Seorang CEO sebuah perusahaan IT dari India berbicara dalam sebuah sesi
dengan para karyawan tentang filosofi ini. CEO tersebut termasuk dalam
50 orang paling berpengaruh dalam dunia bisnis di Asia (dirilis oleh
majalah Asiaweek).
Inti ceritanya: "CINTAILAH PEKERJAANMU, TAPI JANGAN PERNAH JATUH CINTA
KEPADA PERUSAHAANMU, KARENA KAMU TIDAK PERNAH TAHU KAPAN PERUSAHAANMU
BERHENTI MENCINTAIMU" Narayana Murthy.
Bagi yang tertarik membaca pandangan dia secara mendalam, berikut
kutipan kata-katanya:
Saya sering menjumpai orang-orang yang bekerja selama 12 jam sehari, 6
hari seminggu, atau lebih. Beberapa diantaranya melakukan hal tersebut
karena diburu-buru oleh deadline, memenuhi target yang telah ditetapkan.

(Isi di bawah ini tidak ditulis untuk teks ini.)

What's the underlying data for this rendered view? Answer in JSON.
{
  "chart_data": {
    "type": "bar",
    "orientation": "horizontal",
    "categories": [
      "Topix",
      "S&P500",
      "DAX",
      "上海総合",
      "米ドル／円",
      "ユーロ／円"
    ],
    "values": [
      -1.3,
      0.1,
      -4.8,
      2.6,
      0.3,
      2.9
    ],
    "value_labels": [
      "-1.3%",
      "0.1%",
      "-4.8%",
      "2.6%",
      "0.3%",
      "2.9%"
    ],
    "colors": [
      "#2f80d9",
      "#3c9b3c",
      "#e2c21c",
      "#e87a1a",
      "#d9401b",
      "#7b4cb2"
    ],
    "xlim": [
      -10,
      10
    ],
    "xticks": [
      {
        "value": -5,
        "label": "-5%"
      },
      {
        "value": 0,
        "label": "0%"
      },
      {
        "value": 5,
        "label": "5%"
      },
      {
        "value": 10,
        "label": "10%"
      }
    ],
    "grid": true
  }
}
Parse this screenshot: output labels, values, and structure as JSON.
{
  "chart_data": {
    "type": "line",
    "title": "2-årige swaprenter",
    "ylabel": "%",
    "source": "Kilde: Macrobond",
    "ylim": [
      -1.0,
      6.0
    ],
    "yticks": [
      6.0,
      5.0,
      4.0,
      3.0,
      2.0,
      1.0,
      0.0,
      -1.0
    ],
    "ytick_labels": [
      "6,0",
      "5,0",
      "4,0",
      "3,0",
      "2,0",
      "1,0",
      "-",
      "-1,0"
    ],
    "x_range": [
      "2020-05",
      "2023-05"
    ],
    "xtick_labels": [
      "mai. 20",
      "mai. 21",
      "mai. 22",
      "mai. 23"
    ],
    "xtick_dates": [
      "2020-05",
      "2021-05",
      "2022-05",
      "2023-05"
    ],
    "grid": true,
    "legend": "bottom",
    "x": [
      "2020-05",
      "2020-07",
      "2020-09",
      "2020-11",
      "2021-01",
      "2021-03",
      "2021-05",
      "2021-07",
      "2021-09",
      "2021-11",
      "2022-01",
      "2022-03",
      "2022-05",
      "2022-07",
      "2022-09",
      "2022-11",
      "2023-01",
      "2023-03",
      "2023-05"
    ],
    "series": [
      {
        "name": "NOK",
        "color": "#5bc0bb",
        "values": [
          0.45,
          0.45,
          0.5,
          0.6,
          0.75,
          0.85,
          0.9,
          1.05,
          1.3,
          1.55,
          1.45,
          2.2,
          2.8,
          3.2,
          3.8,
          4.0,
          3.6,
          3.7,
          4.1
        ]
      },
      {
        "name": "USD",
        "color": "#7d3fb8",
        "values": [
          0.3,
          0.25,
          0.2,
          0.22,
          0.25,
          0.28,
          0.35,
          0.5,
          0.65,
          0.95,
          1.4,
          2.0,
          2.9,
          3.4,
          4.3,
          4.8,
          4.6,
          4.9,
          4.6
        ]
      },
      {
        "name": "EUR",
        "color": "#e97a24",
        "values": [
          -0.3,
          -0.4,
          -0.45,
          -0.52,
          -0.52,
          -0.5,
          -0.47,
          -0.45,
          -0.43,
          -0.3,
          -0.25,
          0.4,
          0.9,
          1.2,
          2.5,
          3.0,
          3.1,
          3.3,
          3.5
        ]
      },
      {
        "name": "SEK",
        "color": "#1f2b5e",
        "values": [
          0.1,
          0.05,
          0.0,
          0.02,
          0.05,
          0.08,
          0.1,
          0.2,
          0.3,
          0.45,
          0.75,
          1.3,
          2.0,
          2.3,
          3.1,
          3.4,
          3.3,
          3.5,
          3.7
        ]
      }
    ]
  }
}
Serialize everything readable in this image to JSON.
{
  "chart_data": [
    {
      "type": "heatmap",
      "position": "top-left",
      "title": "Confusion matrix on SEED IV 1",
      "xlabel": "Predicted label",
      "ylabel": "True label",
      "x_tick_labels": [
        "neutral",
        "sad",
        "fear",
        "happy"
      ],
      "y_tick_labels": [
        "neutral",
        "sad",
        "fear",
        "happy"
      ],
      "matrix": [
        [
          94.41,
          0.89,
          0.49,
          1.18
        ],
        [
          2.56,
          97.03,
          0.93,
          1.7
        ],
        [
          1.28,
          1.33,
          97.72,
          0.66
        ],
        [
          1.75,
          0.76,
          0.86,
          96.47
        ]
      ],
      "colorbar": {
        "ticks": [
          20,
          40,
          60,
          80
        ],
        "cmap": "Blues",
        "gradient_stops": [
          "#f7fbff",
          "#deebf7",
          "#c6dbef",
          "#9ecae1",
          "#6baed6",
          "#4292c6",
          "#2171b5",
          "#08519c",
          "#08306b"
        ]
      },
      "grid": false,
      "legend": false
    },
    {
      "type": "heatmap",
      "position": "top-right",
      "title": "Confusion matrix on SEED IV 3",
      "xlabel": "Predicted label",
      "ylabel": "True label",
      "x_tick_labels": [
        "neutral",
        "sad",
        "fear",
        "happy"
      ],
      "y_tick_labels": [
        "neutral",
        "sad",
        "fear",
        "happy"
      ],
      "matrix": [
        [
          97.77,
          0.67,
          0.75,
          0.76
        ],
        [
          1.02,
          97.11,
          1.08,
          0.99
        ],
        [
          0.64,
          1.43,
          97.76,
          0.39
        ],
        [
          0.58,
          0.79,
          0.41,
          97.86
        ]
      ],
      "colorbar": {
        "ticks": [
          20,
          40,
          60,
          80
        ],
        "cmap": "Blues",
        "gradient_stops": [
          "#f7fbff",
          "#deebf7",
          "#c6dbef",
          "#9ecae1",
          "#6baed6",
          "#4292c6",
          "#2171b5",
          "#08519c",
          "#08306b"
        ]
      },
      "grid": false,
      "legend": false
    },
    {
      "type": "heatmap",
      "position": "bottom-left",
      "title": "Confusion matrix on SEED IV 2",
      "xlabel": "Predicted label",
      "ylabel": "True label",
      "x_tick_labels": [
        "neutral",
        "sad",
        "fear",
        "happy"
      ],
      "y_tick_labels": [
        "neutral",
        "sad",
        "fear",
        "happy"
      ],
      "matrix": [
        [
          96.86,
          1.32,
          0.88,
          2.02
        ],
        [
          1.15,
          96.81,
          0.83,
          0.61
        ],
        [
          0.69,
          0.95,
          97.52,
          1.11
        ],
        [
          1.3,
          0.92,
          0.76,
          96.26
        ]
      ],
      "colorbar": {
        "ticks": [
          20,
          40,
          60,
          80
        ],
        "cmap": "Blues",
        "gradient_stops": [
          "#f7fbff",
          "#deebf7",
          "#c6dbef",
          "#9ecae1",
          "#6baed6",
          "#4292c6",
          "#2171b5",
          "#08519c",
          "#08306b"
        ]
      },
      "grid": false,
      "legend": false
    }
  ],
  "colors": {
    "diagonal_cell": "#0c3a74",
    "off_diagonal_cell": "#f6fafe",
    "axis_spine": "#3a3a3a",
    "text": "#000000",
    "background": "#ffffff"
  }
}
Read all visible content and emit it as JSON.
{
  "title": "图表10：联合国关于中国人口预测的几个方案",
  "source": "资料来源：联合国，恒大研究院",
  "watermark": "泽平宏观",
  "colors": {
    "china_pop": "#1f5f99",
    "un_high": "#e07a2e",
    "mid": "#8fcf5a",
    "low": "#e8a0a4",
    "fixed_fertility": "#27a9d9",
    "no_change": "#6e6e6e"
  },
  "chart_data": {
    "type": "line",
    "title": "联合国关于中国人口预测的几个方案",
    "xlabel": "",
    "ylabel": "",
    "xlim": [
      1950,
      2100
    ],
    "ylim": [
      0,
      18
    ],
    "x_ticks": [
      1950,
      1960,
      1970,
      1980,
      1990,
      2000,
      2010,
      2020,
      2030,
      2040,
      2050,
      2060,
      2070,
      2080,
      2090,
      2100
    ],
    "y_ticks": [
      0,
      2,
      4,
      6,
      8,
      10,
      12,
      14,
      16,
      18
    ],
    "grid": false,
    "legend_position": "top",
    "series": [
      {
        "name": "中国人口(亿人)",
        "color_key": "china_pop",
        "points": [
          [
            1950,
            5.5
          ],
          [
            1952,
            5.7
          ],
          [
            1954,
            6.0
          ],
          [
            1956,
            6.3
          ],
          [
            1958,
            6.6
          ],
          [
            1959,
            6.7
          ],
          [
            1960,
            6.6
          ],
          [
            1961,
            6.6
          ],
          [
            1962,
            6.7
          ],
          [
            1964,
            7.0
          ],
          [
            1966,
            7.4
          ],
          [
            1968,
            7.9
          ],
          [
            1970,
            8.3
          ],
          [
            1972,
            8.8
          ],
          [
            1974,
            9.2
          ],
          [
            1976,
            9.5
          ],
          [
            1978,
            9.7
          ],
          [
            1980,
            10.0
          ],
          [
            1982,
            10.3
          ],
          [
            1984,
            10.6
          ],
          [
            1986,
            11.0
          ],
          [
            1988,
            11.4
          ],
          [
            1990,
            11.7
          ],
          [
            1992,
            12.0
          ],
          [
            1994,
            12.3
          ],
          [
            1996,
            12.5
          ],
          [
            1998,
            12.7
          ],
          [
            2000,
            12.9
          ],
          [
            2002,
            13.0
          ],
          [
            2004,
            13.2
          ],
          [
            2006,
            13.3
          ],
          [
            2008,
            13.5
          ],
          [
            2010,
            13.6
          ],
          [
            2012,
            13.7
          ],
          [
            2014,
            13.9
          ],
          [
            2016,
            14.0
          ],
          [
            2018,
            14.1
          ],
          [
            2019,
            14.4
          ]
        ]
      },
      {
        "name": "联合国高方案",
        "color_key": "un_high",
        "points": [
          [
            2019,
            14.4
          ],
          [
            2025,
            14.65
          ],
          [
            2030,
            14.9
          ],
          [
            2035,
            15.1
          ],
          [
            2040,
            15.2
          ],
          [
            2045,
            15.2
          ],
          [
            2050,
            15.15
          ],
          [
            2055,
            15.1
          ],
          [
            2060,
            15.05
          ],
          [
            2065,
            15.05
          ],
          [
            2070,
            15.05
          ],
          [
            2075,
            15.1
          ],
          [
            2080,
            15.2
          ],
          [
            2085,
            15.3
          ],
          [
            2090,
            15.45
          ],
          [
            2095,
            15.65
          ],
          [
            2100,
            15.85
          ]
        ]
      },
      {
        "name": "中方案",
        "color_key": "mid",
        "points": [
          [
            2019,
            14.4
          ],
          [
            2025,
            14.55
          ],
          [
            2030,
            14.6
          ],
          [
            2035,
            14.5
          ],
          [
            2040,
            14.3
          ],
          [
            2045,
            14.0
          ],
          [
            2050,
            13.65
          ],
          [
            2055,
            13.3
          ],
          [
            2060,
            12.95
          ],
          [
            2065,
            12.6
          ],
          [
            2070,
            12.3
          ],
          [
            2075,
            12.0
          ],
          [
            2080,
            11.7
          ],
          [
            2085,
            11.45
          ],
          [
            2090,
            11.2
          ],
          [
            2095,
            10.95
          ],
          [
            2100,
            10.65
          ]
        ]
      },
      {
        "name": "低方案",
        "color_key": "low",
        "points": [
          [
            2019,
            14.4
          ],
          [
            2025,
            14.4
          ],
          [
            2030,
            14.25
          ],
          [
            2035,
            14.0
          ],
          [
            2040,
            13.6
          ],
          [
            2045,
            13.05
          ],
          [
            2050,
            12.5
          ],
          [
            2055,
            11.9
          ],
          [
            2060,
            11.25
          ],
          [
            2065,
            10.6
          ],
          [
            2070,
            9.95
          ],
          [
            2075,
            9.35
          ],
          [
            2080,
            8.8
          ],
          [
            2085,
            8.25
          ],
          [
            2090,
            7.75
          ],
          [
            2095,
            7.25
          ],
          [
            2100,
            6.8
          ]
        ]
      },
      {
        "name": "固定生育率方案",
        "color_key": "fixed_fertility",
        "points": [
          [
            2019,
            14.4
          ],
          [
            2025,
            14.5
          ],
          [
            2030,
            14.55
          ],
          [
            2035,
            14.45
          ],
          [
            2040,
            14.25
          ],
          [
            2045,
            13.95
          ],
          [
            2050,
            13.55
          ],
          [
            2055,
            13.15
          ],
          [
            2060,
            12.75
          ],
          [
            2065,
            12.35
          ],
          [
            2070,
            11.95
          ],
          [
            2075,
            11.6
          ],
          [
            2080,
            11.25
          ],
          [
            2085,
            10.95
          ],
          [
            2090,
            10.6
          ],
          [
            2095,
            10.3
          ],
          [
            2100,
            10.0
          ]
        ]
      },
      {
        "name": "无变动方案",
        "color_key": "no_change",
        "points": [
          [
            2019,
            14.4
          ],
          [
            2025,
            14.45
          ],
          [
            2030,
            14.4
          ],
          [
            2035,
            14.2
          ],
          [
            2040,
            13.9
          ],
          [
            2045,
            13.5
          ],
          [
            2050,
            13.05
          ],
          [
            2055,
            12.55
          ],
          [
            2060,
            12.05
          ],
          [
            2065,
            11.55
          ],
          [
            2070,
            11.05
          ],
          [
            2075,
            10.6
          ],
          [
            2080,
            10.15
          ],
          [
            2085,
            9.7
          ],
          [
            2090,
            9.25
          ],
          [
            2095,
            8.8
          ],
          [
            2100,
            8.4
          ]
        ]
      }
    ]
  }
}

Bagi mereka, waktu-waktu panjang yang penuh lembur bersifat
sewaktu-waktu saja. Ada pula yang menjalani jam-jam panjang dalam
hari-hari mereka selama bertahun-tahun: entah karena orang-orang ini
merasa telah mengabdikan diri sepenuhnya kepada pekerjaan, atau bisa
juga disebut workaholic.
Apapun alasan yang orang buat untuk bekerja lembur, kondisi tersebut
berpengaruh TIDAK BAIK kepada orang yang menjalani maupun
orang-orang sekitarnya. Berada dalam kantor selama berjam-jam dalam
rentang waktu yang lama, bisa menimbulkan potensi yang cukup besar bagi
yang menjalaninya untuk membuat kesalahan. Rekan-rekan saya yang saya
kenal sering bekerja lembur, sering membuat
kesalahan karena faktor kelelahan. Membetulkan kesalahan-kesalahan ini
tentu saja membutuhkan waktu dan tenaga tidak saja dari dirinya sendiri,
melainkan orang lain yang secara langsung maupun tidak langsung bekerja
bersamanya.
Masalah lain adalah orang-orang yang bekerja pada perusahaan yang
menetapkan waktu kerja yang ketat seringkali bukanlah orang-orang yang
secara pergaulan menyenangkan. Para karyawan dari perusahaan dengan tipe
seperti ini sering mengeluh atau komplain mengenai orang lain (yang
tidak bekerja sekeras mereka). Mereka menjadi mudah tersinggung, dan
mudah marah. Orang-orang lain menjauhi mereka. Perilaku semacam ini
secara organisasi tentunya merupakan masalah besar: hasil besar akan
dicapai oleh sebuah organisasi apabila ada jalinan harmonis dalam kerja
sama tim antar karyawannya, bukannya bekerja sendiri-sendiri dan saling
menjauhi.
Sebagai seorang pimpinan, saya harus membantu orang lain untuk
meninggalkan kantor tepat waktu. Langkah pertama dan terpenting adalah
sayalah yang harus memberi contoh dan pulang ke rumah tepat waktu. Saya
bekerja dengan seorang manajer yang menyindir orang-orang yang bekerja
lembur terlalu lama. Ajakannya menjadi kehilangan makna ketika
orang-orang menerima emailnya dan melihat jam email tersebut dikirim
ternyata jam 2 pagi.
Untuk mengajak orang melakukan suatu hal, langkah terpenting adalah
memberi contoh dengan melakukannya sendiri. Langkah kedua adalah
mengajak orang untuk menjalani hidup yang seimbang. Sebagai contoh,
berikut ini adalah langkah-langkah yang
menurut saya cukup membantu:
1. Bangun pagi, sarapan dengan menu yang baik, lalu berangkat bekerja..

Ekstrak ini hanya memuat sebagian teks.